While many of those who watch the inflammatory, reckless and irresponsible antics of the ego-maniacal presumed GOP Presidential candidate Donald Trump can, and do, honestly say he is a “racist,” evidence continues to build that the Republican Party is putting an incredible bigot at the top of its national ticket this year.
The latest to join the ranks? Libertarian Presidential candidate and former New Mexico governor Gary Johnson, said then when asked if he thought Trump is racist.
“Based on his statements, clearly,” Johnson said. “The stuff he’s saying is just incendiary.”
Libertarian presidential nominee Gary Johnson continued his criticism of Donald Trump’s inflammatory rhetoric on Sunday, labeling it “racist.”
When asked on CNN’s “State of the Union” about Trump’s widely criticized promise to “look into” replacing any Transportation Security Administration employee who wears hijabs (Arab ceremonial veils), Johnson said it just confirms Trump’s rampant racism.
“He has said 100 things that would disqualify anyone else from running for president but doesn’t seem to affect him,” Johnson said on CNN’s “State of the Union,” adding: “That statement in and of itself, it’s racist.”
Trump over the Fourth of July weekend once again used an image from white supremacists to illustrate a tweet calling presumed Democratic Presidential candidate Hllary Clinton “crooked” and the “most corrupt candidate ever.” Interestingly, those same words are being used more and more by an increasing number of voters to describe Trump.
The illustration used by Trump on Twitter displayed a red Star of David on a bed of $100 bills. It comes from an online white-supremacist movement and is at least the fifth time that the GOP approved candidate has “borrowed” images from the racist right.
The illustration disappeared from Twitter after many, including some Republicans, complained. No explanation from Trump, which is normal for him.
Lis Smith, former deputy campaign manager for former candidate Martin O’Malley, told MSNBC’s “AM Joy” is racist, fascist and a xenophobe. ““Let me preface this by saying Donald Trump is a racist, he is a fascist; he is a xenophobe. I think he would be the worst president in American history.”
MSNBC talk show host Joe Scarborough, a former Republican Congressman from Florida, calls Trump’s “racist statements” more than enough to “disqualify” him for President.
“Republicans so shocked and stunned and deeply saddened and offended by clear acts of racism in the world to stop endorsing him,” Scarborough says. “This unbelievable. He is getting worse, not better.”
The web site Fusion.net says its study of the American National Election Study survey shows the younger voters (18-29) aren’t buying into Trump’s rhetoric and see him as what he is: A old white racists playing a con game.

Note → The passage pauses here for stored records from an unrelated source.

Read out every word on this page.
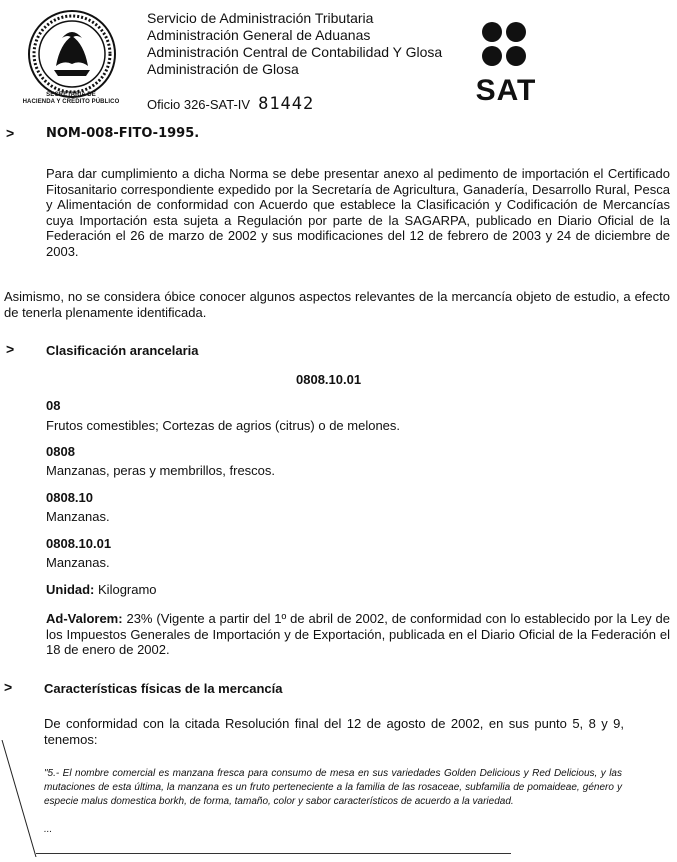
SECRETARIA DE
HACIENDA Y CRÉDITO PÚBLICO
Servicio de Administración Tributaria
Administración General de Aduanas
Administración Central de Contabilidad Y Glosa
Administración de Glosa
Oficio 326-SAT-IV 81442	SAT
> NOM-008-FITO-1995.
Para dar cumplimiento a dicha Norma se debe presentar anexo al pedimento de importación el Certificado Fitosanitario correspondiente expedido por la Secretaría de Agricultura, Ganadería, Desarrollo Rural, Pesca y Alimentación de conformidad con Acuerdo que establece la Clasificación y Codificación de Mercancías cuya Importación esta sujeta a Regulación por parte de la SAGARPA, publicado en Diario Oficial de la Federación el 26 de marzo de 2002 y sus modificaciones del 12 de febrero de 2003 y 24 de diciembre de 2003.
Asimismo, no se considera óbice conocer algunos aspectos relevantes de la mercancía objeto de estudio, a efecto de tenerla plenamente identificada.
> Clasificación arancelaria
0808.10.01
08
Frutos comestibles; Cortezas de agrios (citrus) o de melones.
0808
Manzanas, peras y membrillos, frescos.
0808.10
Manzanas.
0808.10.01
Manzanas.
Unidad: Kilogramo
Ad-Valorem: 23% (Vigente a partir del 1º de abril de 2002, de conformidad con lo establecido por la Ley de los Impuestos Generales de Importación y de Exportación, publicada en el Diario Oficial de la Federación el 18 de enero de 2002.
> Características físicas de la mercancía
De conformidad con la citada Resolución final del 12 de agosto de 2002, en sus punto 5, 8 y 9, tenemos:
"5.- El nombre comercial es manzana fresca para consumo de mesa en sus variedades Golden Delicious y Red Delicious, y las mutaciones de esta última, la manzana es un fruto perteneciente a la familia de las rosaceae, subfamilia de pomaideae, género y especie malus domestica borkh, de forma, tamaño, color y sabor característicos de acuerdo a la variedad.
...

Writes Sean McElwee and Ashley Jardina:
It’s hard not to be pessimistic about the future of race in a country where a soon-to-be presidential nominee is appealing to white nationalists. But there’s increasing evidence that the youngest Americans are the least likely to buy into Donald Trump’s racism.
We found that young people, white and overall, have dramatically colder feelings toward Trump, an avatar for the sort of white reactionary politics we argue that young people are less likely to support.
It seems that the youngest white people of voting age are noticeably more sympathetic to the need for racial justice and more likely to accept structural narratives about race. Trump may win the GOP nomination, but his style of politics has probably lost the future.
Samantha Bee, host of “Full Frontal” says Republicans can’t disown Trump because his racism appears to the party’s core:
Writes Lee Moran in The Huffington Post:
“Full Frontal“ host Samantha Bee broke down the Republican Party’s history to explain why the bigoted rhetoric spouted by its presumptive presidential nominee wasn’t actually a novelty.
“Trump isn’t desecrating the Republican Party,” she said. “He’s just peeling back the glossy exterior to reveal the hideous symbiont that’s been lurking there for decades.”
Bee clarified that she didn’t think “all racists are Republican” or that “all Republicans are racists.” But she did say that the party had relied on an uneasy coalition between “fiscal conservatives” and “resentful whites” to win elections.
“Trump support in the white-supremacist world is unprecedented,” says Richard Cohen, president of the Southern Poverty Law Center. “The typical white-supremacist opinion of politicians is ‘a pox on both their houses.’ No one deserves their trust. But in Trump, they’ve found a champion.”
In the end, the Republican Party is nominating Donald Trump because he represents the party’s core racism and bigotry.